The mechanical services industry is in the midst of a major change, as manufacturers and contractors must adapt to new limits on the use of hydrofluorocarbons (HFCs). Also known as F-Gases, HFCs are used as refrigerants in air conditioning systems, but many have high global warming potential (GWP).
A phasedown is underway, with a quota system legislating the amount of carbon dioxide equivalent allowed on the market. The aim is to reduce that measure by 80% by 2030, so the result will be lower availability of existing refrigerants, and higher prices as demand increases.
In preparation, manufacturers have introduced new refrigerants such as R32, which has a significantly lower GWP than its predecessors.
Refrigerant and service gas supplier A-Gas details the phasedown and various alternatives in the graphic below. The key dates in the timeline are:
2017: Quota cut by approximately 11%, so availability is dropping.

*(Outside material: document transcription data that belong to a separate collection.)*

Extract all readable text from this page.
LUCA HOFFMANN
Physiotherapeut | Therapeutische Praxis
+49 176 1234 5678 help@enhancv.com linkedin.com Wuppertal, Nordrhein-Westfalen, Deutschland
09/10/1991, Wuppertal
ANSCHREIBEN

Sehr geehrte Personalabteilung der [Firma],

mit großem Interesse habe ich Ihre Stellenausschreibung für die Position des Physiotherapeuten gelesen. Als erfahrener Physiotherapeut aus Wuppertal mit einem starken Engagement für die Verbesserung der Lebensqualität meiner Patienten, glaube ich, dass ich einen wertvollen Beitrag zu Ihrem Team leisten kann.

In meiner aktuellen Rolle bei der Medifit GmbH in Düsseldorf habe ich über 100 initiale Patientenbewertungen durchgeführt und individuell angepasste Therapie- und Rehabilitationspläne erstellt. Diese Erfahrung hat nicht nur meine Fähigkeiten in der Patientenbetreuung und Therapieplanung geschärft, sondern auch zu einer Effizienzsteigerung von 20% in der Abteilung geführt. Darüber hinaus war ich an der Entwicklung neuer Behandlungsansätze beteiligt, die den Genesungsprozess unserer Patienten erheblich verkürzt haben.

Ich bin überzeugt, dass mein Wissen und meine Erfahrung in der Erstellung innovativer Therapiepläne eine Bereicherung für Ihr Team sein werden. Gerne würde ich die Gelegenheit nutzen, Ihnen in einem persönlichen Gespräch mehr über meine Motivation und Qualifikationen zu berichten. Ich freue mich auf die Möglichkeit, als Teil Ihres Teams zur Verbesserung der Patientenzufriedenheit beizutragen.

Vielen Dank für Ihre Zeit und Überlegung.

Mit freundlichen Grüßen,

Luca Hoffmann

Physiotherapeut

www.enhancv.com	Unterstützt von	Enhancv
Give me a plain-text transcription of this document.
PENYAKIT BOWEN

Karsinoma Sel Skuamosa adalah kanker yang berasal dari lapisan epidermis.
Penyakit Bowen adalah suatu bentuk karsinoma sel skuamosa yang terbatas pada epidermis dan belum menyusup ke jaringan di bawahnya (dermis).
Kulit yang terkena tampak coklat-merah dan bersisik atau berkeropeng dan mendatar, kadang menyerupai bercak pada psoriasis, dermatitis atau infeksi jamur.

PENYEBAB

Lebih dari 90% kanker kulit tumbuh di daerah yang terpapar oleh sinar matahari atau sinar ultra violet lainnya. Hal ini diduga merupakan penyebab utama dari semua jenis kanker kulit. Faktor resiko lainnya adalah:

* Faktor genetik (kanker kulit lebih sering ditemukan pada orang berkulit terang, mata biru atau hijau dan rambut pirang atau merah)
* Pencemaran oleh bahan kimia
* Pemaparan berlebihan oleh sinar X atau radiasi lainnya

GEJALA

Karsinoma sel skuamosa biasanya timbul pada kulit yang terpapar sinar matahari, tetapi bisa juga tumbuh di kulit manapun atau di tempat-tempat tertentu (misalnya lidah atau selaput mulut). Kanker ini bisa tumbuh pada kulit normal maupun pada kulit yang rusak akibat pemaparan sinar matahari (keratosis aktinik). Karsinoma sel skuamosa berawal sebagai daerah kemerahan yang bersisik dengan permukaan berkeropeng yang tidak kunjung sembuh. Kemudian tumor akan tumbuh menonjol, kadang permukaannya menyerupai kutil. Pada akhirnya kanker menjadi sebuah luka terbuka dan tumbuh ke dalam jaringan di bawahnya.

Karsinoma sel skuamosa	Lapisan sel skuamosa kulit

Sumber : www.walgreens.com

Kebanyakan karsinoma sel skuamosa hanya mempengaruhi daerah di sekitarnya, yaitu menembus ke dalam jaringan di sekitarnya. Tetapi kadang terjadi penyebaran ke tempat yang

Suppliers are switching to low-GWP options so they use up less of their quota.
2018: For new systems, the quota will have dropped by 37% compared to the baseline set in 2015. Reclaimed and recycled refrigerant can still be used.
2020: Refrigerants with a GWP greater than 2,500 will be banned in new systems. Engineers will also not be allowed to top up systems with these refrigerants if the volume is more than 40 tonnes of carbon dioxide equivalent.
2022: The ban applies to virgin refrigerants with GWP greater than 750, for use in single split air conditioning systems with a charge less than 3kg.
2030: Reclaimed F-Gases can no longer be used. The quota placed on the market will have dropped by 80% compared to the 2015 baseline.